Сойдя с поезда, путешественники огляделись по сторонам. За те четыре часа, что они провели в дороге, успели построить массу догадок и планов, поссориться, помириться, вздремнуть и выпить чаю с пирогами, что предусмотрительная Дездемона прислала к поезду вместе с вещами хозяйки.
Они так и не пришли к общему мнению по поводу того, откуда начинать поиски Пульхерии. Агата предлагала начать с больницы, где работал доктор Глебов, Штольц - с налаживания контактов с местной полицией, Евгений, который, казалось бы, был больше всех заинтересован в скорейшей поимке Пульхерии Ивановны и знал сестру и её самодеятельные возможности лучше всех, вариантов не предлагал, но чужие отвергал за милую душу.
Все ссоры, споры и прочие недопонимания оказались напрасными - первой, кого они встретили, ступив на платформу Ярославского вокзала, оказалась доктор Скруль, прогуливающаяся вдоль перрона с саквояжем.
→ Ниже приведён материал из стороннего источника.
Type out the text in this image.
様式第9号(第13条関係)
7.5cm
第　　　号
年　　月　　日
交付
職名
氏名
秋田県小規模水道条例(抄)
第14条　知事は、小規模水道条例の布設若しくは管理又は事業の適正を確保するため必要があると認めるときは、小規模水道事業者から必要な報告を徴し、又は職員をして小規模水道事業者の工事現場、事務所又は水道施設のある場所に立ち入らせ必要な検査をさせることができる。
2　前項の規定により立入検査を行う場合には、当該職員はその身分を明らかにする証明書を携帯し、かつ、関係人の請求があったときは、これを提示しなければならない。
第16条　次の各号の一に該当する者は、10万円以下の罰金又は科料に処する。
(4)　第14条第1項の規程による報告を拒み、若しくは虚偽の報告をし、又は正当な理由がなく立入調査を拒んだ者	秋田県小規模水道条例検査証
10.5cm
Эжен, успевший соскучиться, и фонтанирующий восторгом оттого, что, наконец-то, узрел сестрицу, неистово возликовал, распугивая остальных пассажиров, как нервных голубей:
- Вон она! На ловцов и зверь бежит. Пуля! Ду..., иди к нам! - окончание по-свойски ласкового прозвища заглушил гонг дежурного по станции.
Доктор Скруль услышала знакомый до ушного скрежета вопль брата, заметалась, но почему-то, проигнорировав пока ещё гостеприимно распахнутые двери вагона, в беспробудном отчаянии прижала к себе драгоценный саквояж, не желая расставаться с надеждой на избавление от недугов всех несчастных туркестанцев. С ношей в обнимку она добежала до края платформы, проворно, солдатиком, сиганула в невысокий октябрьский сугроб и пустилась бежать в придорожный лесок.
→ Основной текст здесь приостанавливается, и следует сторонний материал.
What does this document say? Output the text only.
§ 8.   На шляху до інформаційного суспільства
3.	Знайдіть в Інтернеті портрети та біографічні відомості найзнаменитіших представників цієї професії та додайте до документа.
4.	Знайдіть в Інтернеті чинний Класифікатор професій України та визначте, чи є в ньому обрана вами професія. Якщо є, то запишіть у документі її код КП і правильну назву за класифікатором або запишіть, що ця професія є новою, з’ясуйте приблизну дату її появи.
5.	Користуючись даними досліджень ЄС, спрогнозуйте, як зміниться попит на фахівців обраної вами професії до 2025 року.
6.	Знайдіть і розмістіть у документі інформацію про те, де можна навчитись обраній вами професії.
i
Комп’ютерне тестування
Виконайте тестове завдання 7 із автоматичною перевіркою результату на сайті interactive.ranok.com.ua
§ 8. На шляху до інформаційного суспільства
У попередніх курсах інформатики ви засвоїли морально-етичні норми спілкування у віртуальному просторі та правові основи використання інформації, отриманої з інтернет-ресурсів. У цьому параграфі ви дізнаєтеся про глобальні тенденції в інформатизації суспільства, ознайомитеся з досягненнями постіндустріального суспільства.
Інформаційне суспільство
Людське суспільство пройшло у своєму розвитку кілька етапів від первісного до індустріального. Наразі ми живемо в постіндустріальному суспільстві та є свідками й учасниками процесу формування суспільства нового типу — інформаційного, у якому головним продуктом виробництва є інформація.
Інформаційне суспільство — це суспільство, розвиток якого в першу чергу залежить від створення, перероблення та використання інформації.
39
Брат, видно, привыкший к её импульсивности, без раздумий нырнул туда же.
Штольц пристроил на скамейку их немудрящие пожитки, наказал Агате не сходить с этого места, ради него самого и всех тайн вселенной, снял тяжёлое пальто и накинул девушке на плечи. Направился за Эженом, но сделав три шага, вернулся к ней, вынул пистолет из внутреннего кармана, сплющил её губы своими и нос-в-нос напомнил:
- Ни шагу с этого места! - дождался, пока она исключительно искренне кивнёт и степенно, по ступеням спустился вниз с перрона.
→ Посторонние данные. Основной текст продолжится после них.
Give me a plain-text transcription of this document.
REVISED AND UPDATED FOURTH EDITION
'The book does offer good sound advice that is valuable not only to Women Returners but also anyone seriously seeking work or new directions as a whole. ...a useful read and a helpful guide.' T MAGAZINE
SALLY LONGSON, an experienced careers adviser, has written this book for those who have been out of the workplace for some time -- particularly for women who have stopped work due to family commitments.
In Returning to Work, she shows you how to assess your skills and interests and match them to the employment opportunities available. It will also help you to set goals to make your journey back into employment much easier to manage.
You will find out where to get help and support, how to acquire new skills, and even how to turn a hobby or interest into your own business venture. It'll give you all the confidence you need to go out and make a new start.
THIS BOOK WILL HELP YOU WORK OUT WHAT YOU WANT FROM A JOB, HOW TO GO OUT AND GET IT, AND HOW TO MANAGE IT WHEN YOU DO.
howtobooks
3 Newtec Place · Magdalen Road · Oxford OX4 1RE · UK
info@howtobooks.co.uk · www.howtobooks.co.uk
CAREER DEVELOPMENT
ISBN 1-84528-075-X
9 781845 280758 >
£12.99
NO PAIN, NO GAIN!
Агата поднесла кулачок к губам, ещё хранящим тепло Порфирия, подышала в него и осторожно, словно хрупкого птенчика, принялась баюкать.
“Неужели мой Штольц вернулся?”- осторожно, боясь сглазить, подумала она. За эту неделю он почти превратился в прежнего, розовощекого и ясно соображающего. Мысль была робкой и неуверенной, и чтобы не спугнуть её, она принялась думать другую - ту, которую не жалко.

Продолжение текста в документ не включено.